BUENOS AIRES (Reuters) - Argentina is in talks with the International Monetary Fund (IMF) for a credit line to guarantee government funding and bring stability to financial markets, after the peso currency sharply weakened.
President Mauricio Macri’s announcement of a return to the IMF last month generated anger and concern among many Argentines, who still blame austerity policies imposed by the multilateral lender for an economic collapse in 2001-2002. That initiative plunged millions into poverty. The country stopped paying its debts in the world’s largest sovereign default.
Argentina remained a pariah in international markets for nearly 15 years under a succession of populist governments. But it received a wave of fresh capital after the market friendly Macri took office in December 2015, though the opposition has warned about the risks of rising public debt.
Macri has focused on gradually reducing the fiscal deficit, rather than a “shock” of severe budget cuts, but that approach depends on the willingness of international lenders to keep financing the government through debt.
Below is a summary of Argentina’s debt situation.
FOREIGN CURRENCY EXPOSURE
Official data show that Argentina’s public debt reached $321 billion in 2017, roughly 57 percent of gross domestic product (GDP) and up 33.3 percent from when Macri took office.
That is slightly above the levels in Chile and Peru, in line with Mexico and below Colombia and Uruguay, according to Argentina-based think tank FIEL.
Debt as a percentage of GDP remained relatively low under former President Cristina Fernandez, who implemented exchange controls in 2011 to slow capital flight, a move that caused a slowdown in investment and economic activity. That year, debt was 39 percent of GDP.
Months after taking office, Macri reached a deal with hedge funds that had refused to accept a haircut on Argentina’s defaulted debt. That allowed Argentina to return to global debt markets in 2016 and sell bonds to cover its wide fiscal deficit.
Nearly 70 percent of Argentina’s debt is in foreign currency. By comparison, in Brazil just 5 percent of debt is foreign denominated, while in Chile the figure is 18 percent, according to ratings agency Moody’s.
“Argentina has a relatively high portion of its debt in foreign currency, and that leaves it vulnerable,” said Gabriel Torres, a senior analyst at Moody’s.

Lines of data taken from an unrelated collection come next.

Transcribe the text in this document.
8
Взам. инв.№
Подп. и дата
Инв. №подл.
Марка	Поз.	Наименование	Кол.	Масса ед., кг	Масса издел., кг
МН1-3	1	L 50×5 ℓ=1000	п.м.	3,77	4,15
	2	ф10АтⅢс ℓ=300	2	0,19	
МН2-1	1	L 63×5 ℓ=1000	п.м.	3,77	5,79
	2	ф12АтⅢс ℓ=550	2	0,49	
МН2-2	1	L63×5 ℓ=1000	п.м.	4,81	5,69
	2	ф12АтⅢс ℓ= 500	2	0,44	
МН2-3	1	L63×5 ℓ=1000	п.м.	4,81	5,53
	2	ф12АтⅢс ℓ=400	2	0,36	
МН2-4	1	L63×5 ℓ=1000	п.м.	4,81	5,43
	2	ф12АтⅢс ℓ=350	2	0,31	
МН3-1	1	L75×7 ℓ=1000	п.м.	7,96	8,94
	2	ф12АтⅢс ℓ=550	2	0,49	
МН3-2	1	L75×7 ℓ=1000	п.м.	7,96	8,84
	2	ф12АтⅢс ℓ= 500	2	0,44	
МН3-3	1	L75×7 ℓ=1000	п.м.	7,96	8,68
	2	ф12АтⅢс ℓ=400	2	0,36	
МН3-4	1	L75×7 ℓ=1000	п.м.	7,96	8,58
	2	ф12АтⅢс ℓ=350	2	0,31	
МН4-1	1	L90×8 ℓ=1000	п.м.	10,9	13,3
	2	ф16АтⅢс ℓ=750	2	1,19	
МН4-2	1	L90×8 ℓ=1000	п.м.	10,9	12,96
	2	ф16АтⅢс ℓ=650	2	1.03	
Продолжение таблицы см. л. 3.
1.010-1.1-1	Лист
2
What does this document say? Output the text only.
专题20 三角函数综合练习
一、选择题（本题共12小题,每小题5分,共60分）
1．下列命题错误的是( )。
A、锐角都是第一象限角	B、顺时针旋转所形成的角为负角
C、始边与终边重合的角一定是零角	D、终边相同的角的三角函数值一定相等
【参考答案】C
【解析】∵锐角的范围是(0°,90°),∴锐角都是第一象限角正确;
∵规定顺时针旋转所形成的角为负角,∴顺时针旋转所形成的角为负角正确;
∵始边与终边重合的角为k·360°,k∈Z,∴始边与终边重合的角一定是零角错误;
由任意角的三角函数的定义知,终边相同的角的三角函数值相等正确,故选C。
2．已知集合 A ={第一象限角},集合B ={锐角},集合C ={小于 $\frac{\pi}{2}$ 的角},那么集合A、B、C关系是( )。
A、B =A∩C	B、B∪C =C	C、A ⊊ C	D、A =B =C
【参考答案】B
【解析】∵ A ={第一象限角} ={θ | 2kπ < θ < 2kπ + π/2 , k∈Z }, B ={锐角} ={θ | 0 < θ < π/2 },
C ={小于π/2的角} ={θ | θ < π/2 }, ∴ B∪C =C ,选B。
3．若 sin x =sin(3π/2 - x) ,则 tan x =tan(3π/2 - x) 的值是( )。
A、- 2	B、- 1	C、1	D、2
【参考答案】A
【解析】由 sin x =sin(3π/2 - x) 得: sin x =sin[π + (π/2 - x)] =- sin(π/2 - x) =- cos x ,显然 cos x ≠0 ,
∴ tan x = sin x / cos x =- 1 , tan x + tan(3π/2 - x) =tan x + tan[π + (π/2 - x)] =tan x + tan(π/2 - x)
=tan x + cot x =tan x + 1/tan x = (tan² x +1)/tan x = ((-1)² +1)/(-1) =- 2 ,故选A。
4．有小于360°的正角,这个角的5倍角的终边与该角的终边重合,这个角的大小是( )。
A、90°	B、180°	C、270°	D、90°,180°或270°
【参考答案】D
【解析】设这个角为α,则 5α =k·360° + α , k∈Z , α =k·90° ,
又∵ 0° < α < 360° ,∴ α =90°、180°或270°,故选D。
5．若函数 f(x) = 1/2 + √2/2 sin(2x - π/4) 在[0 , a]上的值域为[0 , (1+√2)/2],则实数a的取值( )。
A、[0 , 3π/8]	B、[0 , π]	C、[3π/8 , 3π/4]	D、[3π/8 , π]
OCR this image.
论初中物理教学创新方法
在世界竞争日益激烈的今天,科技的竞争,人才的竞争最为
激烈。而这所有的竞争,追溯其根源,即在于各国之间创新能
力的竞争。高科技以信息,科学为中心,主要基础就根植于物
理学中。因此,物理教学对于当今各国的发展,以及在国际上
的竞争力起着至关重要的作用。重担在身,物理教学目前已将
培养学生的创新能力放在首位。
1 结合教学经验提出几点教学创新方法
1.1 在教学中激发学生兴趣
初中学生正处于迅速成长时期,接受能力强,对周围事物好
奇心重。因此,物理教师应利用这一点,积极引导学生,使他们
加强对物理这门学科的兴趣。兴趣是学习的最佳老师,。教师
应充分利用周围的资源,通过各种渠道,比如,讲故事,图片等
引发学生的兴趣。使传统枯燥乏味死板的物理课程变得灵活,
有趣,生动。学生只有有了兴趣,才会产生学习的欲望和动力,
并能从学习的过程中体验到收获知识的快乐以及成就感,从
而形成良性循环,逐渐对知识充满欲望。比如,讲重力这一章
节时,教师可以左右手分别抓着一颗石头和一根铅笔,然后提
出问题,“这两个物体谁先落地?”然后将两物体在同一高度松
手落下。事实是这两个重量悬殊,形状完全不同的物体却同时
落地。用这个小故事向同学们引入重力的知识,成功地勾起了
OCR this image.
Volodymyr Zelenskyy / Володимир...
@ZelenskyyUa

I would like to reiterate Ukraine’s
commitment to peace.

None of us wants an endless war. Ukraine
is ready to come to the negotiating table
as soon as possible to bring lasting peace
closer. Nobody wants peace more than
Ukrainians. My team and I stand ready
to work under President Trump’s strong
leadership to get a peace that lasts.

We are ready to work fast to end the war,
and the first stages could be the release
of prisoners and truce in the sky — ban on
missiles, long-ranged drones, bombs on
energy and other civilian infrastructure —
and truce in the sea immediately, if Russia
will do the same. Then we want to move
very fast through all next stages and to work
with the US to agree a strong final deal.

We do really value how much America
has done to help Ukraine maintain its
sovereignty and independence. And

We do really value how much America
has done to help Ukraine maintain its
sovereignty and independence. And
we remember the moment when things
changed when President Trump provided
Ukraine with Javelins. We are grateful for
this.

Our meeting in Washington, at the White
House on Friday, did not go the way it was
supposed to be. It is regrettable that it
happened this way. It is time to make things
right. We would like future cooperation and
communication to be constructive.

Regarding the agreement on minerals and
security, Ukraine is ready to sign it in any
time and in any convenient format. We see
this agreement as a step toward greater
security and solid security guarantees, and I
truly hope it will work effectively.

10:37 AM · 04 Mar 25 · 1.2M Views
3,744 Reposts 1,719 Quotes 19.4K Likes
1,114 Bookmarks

Public data shows that more than 40 percent of Argentina’s public debt is held by private investors, and the majority of that is in foreign currency.
AUSTERITY AND DEBT
Experts believe that in exchange for the IMF credit, which would likely be at least $20 billion, the Fund will ask for an acceleration in budget cuts. Last month, the government announced a downward revision in its fiscal deficit targets for 2018-2020.
During the first two years of the Macri administration, the government tried to cut the deficit gradually to limit the social and economic impact of cuts. But growing foreign currency debt means the country will need to issue even more to pay off maturing debt.
The government has said that the IMF loan could guarantee financing to last through the end of Macri’s first term in December 2019. That would reduce the impact of potential future increases in global rates.
“Maturities in the short and medium term are high,” Cynthia Moskovits, a senior economist at FIEL, said in an interview. “On top of that there is a high current account deficit, which is induced by the public sector, making the need for foreign currency very high.”
The sustainability of Argentina’s debt going forward will depend in large part on the local economy. GDP expanded in 2017 after a long recession, but early expectations for 3 percent growth this year are unlikely to come to pass due to the recent financial volatility and a drought harming farm output.
The crisis also introduces new risks to the country’s provinces, many of which issued international bonds in the last 2-1/2 years amid investor optimism about Macri’s policies. Previously, provincial governments tended to borrow mostly from the federal government.